Forging Steel, Part 1: Forging Superheroes Versus Forging Soldiers

Training to be a soldier is different than training to be a superhero

I had the opportunity to speak with some former and current Special Forces soldiers about their training and experience; these are real-life heroes (though they wouldn't necessarily use that term to describe themselves). Their missions and actions rival those of fully human superheroes such as Batman, Black Canary, Batgirl, Oracle, Robin/Nightwing, and Avengers Iron Man, Hawkey, some versions of Black Widow, and Nick Fury, among others. But unlike these characters, our real-life military folks are mortal and may not survive a given battle. When killed in action they, and police officers and fire fighters, can't be brought back to life, unlike human superheroes. (One of the soldiers I spoke with, Fernando Lujan, noted that it doesn't take the same type of courage to go into battle if you know that you can't die, as is the case for relatively invulnerable superheroes such as Superman and Wolverine. For more about Special Forces Officer Lujan, click here.)

The soldiers that I spoke with shared some (nonclassified) information about their training. To get a sense of what a soldier must undergo to be picked to be in elite units, click here for an overview; for more detailed information, watch this video (it is the first of six parts; if you are at all interested, I highly recommend that you watch all six parts). In addition to the grueling physical demands of the training, psychological training is a big part of what the soldiers experience.

For instance, the military psychologists who are part of the evaluating team help identify each soldier's psychological vulnerabilities. Not as a rationale to send the soldiers home, but to increase each soldier's self-awareness. So that they can know when they are nearing the limit (of pain tolerance, hopelessness, fear, shame, cockiness, to name several dimensions) of being able to maintain and function adequately. In learning where the limit is, they can then learn how to push through that barrier or mentally regroup to be able to go forward and complete the mission. How to withstand interrogation. Not just the physical aspects of interrogation. The mental aspects. How to become stronger and more resilient. How to regulate their emotions when their buttons get pushed.

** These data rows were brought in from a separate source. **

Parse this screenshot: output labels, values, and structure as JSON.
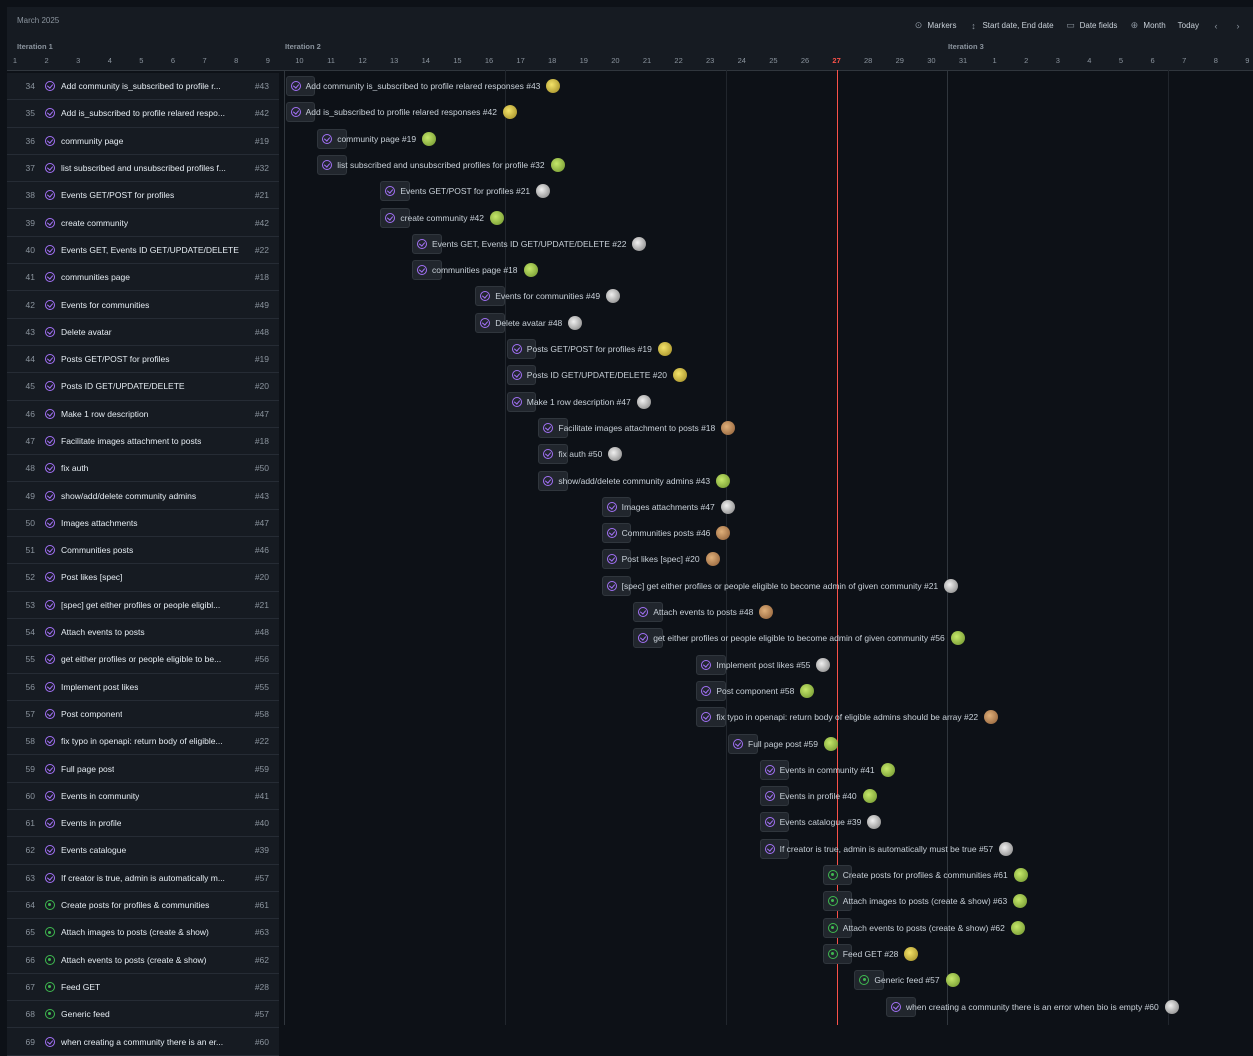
{
  "header": {
    "month": "March 2025",
    "iterations": [
      "Iteration 1",
      "Iteration 2",
      "Iteration 3"
    ],
    "toolbar": {
      "markers": "Markers",
      "dates": "Start date, End date",
      "date_fields": "Date fields",
      "zoom": "Month",
      "today": "Today"
    },
    "days": [
      "1",
      "2",
      "3",
      "4",
      "5",
      "6",
      "7",
      "8",
      "9",
      "10",
      "11",
      "12",
      "13",
      "14",
      "15",
      "16",
      "17",
      "18",
      "19",
      "20",
      "21",
      "22",
      "23",
      "24",
      "25",
      "26",
      "27",
      "28",
      "29",
      "30",
      "31",
      "1",
      "2",
      "3",
      "4",
      "5",
      "6",
      "7",
      "8",
      "9"
    ],
    "today_label": "27"
  },
  "rows": [
    {
      "num": "34",
      "title": "Add community is_subscribed to profile r...",
      "issue": "#43",
      "bar": "Add community is_subscribed to profile relared responses #43",
      "status": "closed",
      "start": 10,
      "avatar": "y"
    },
    {
      "num": "35",
      "title": "Add is_subscribed to profile relared respo...",
      "issue": "#42",
      "bar": "Add is_subscribed to profile relared responses #42",
      "status": "closed",
      "start": 10,
      "avatar": "y"
    },
    {
      "num": "36",
      "title": "community page",
      "issue": "#19",
      "bar": "community page #19",
      "status": "closed",
      "start": 11,
      "avatar": "g"
    },
    {
      "num": "37",
      "title": "list subscribed and unsubscribed profiles f...",
      "issue": "#32",
      "bar": "list subscribed and unsubscribed profiles for profile #32",
      "status": "closed",
      "start": 11,
      "avatar": "g"
    },
    {
      "num": "38",
      "title": "Events GET/POST for profiles",
      "issue": "#21",
      "bar": "Events GET/POST for profiles #21",
      "status": "closed",
      "start": 13,
      "avatar": "w"
    },
    {
      "num": "39",
      "title": "create community",
      "issue": "#42",
      "bar": "create community #42",
      "status": "closed",
      "start": 13,
      "avatar": "g"
    },
    {
      "num": "40",
      "title": "Events GET, Events ID GET/UPDATE/DELETE",
      "issue": "#22",
      "bar": "Events GET, Events ID GET/UPDATE/DELETE #22",
      "status": "closed",
      "start": 14,
      "avatar": "w"
    },
    {
      "num": "41",
      "title": "communities page",
      "issue": "#18",
      "bar": "communities page #18",
      "status": "closed",
      "start": 14,
      "avatar": "g"
    },
    {
      "num": "42",
      "title": "Events for communities",
      "issue": "#49",
      "bar": "Events for communities #49",
      "status": "closed",
      "start": 16,
      "avatar": "w"
    },
    {
      "num": "43",
      "title": "Delete avatar",
      "issue": "#48",
      "bar": "Delete avatar #48",
      "status": "closed",
      "start": 16,
      "avatar": "w"
    },
    {
      "num": "44",
      "title": "Posts GET/POST for profiles",
      "issue": "#19",
      "bar": "Posts GET/POST for profiles #19",
      "status": "closed",
      "start": 17,
      "avatar": "y"
    },
    {
      "num": "45",
      "title": "Posts ID GET/UPDATE/DELETE",
      "issue": "#20",
      "bar": "Posts ID GET/UPDATE/DELETE #20",
      "status": "closed",
      "start": 17,
      "avatar": "y"
    },
    {
      "num": "46",
      "title": "Make 1 row description",
      "issue": "#47",
      "bar": "Make 1 row description #47",
      "status": "closed",
      "start": 17,
      "avatar": "w"
    },
    {
      "num": "47",
      "title": "Facilitate images attachment to posts",
      "issue": "#18",
      "bar": "Facilitate images attachment to posts #18",
      "status": "closed",
      "start": 18,
      "avatar": ""
    },
    {
      "num": "48",
      "title": "fix auth",
      "issue": "#50",
      "bar": "fix auth #50",
      "status": "closed",
      "start": 18,
      "avatar": "w"
    },
    {
      "num": "49",
      "title": "show/add/delete community admins",
      "issue": "#43",
      "bar": "show/add/delete community admins #43",
      "status": "closed",
      "start": 18,
      "avatar": "g"
    },
    {
      "num": "50",
      "title": "Images attachments",
      "issue": "#47",
      "bar": "Images attachments #47",
      "status": "closed",
      "start": 20,
      "avatar": "w"
    },
    {
      "num": "51",
      "title": "Communities posts",
      "issue": "#46",
      "bar": "Communities posts #46",
      "status": "closed",
      "start": 20,
      "avatar": ""
    },
    {
      "num": "52",
      "title": "Post likes [spec]",
      "issue": "#20",
      "bar": "Post likes [spec] #20",
      "status": "closed",
      "start": 20,
      "avatar": ""
    },
    {
      "num": "53",
      "title": "[spec] get either profiles or people eligibl...",
      "issue": "#21",
      "bar": "[spec] get either profiles or people eligible to become admin of given community #21",
      "status": "closed",
      "start": 20,
      "avatar": "w"
    },
    {
      "num": "54",
      "title": "Attach events to posts",
      "issue": "#48",
      "bar": "Attach events to posts #48",
      "status": "closed",
      "start": 21,
      "avatar": ""
    },
    {
      "num": "55",
      "title": "get either profiles or people eligible to be...",
      "issue": "#56",
      "bar": "get either profiles or people eligible to become admin of given community #56",
      "status": "closed",
      "start": 21,
      "avatar": "g"
    },
    {
      "num": "56",
      "title": "Implement post likes",
      "issue": "#55",
      "bar": "Implement post likes #55",
      "status": "closed",
      "start": 23,
      "avatar": "w"
    },
    {
      "num": "57",
      "title": "Post component",
      "issue": "#58",
      "bar": "Post component #58",
      "status": "closed",
      "start": 23,
      "avatar": "g"
    },
    {
      "num": "58",
      "title": "fix typo in openapi: return body of eligible...",
      "issue": "#22",
      "bar": "fix typo in openapi: return body of eligible admins should be array #22",
      "status": "closed",
      "start": 23,
      "avatar": ""
    },
    {
      "num": "59",
      "title": "Full page post",
      "issue": "#59",
      "bar": "Full page post #59",
      "status": "closed",
      "start": 24,
      "avatar": "g"
    },
    {
      "num": "60",
      "title": "Events in community",
      "issue": "#41",
      "bar": "Events in community #41",
      "status": "closed",
      "start": 25,
      "avatar": "g"
    },
    {
      "num": "61",
      "title": "Events in profile",
      "issue": "#40",
      "bar": "Events in profile #40",
      "status": "closed",
      "start": 25,
      "avatar": "g"
    },
    {
      "num": "62",
      "title": "Events catalogue",
      "issue": "#39",
      "bar": "Events catalogue #39",
      "status": "closed",
      "start": 25,
      "avatar": "w"
    },
    {
      "num": "63",
      "title": "If creator is true, admin is automatically m...",
      "issue": "#57",
      "bar": "If creator is true, admin is automatically must be true #57",
      "status": "closed",
      "start": 25,
      "avatar": "w"
    },
    {
      "num": "64",
      "title": "Create posts for profiles & communities",
      "issue": "#61",
      "bar": "Create posts for profiles & communities #61",
      "status": "open",
      "start": 27,
      "avatar": "g"
    },
    {
      "num": "65",
      "title": "Attach images to posts (create & show)",
      "issue": "#63",
      "bar": "Attach images to posts (create & show) #63",
      "status": "open",
      "start": 27,
      "avatar": "g"
    },
    {
      "num": "66",
      "title": "Attach events to posts (create & show)",
      "issue": "#62",
      "bar": "Attach events to posts (create & show) #62",
      "status": "open",
      "start": 27,
      "avatar": "g"
    },
    {
      "num": "67",
      "title": "Feed GET",
      "issue": "#28",
      "bar": "Feed GET #28",
      "status": "open",
      "start": 27,
      "avatar": "y"
    },
    {
      "num": "68",
      "title": "Generic feed",
      "issue": "#57",
      "bar": "Generic feed #57",
      "status": "open",
      "start": 28,
      "avatar": "g"
    },
    {
      "num": "69",
      "title": "when creating a community there is an er...",
      "issue": "#60",
      "bar": "when creating a community there is an error when bio is empty #60",
      "status": "closed",
      "start": 29,
      "avatar": "w"
    }
  ]
}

Most superheroes do not undergo this type of training. (There is a sense of which it seems ridiculous to compare soldiers and superheroes. I do so here to emphasize the ways in which superheroes are different and are fictional. Nonetheless, we can learn from those differences.) Christopher Nolan's brilliant film, Batman Begins, showed us the ways that Bruce Wayne received some military-like training from Henri Ducard (Ra's al Ghul) and the League of Shadows. It is through this training that Wayne becomes a master at self-control and emotional self-regulation. By self-control, I mean the ability to control one's actions. To act in planned, intentional ways, not impulsively. By emotional self-regulation, I mean the ability to shift one's emotional states. (For more on the definition of self-regulation in general, click here.)

From descriptions of the first step of any military training, the discipline and control for some soldiers may come from-and are enforced by-external forces, such as the challenging training schedule imposed on the soldiers, the rigid rules they must follow, the drill sergeant's enforcement of those rules.

Over time and with field experience, the discipline and control of behavior become internal, to a degree that wasn't true before. Self-discipline. Self-control. Moreover, soldiers don't want to put their team members' lives at risk. Self-discipline benefits not just the individual soldier, but the entire unit. They must all depend on one another.

As part of the training process, soldiers face their fears, learn to put aside their grief when they need to, to bite their tongue when angry (because it is counterproductive to the mission). Like Batman, then, soldiers acquire the "superpower" of emotional regulation.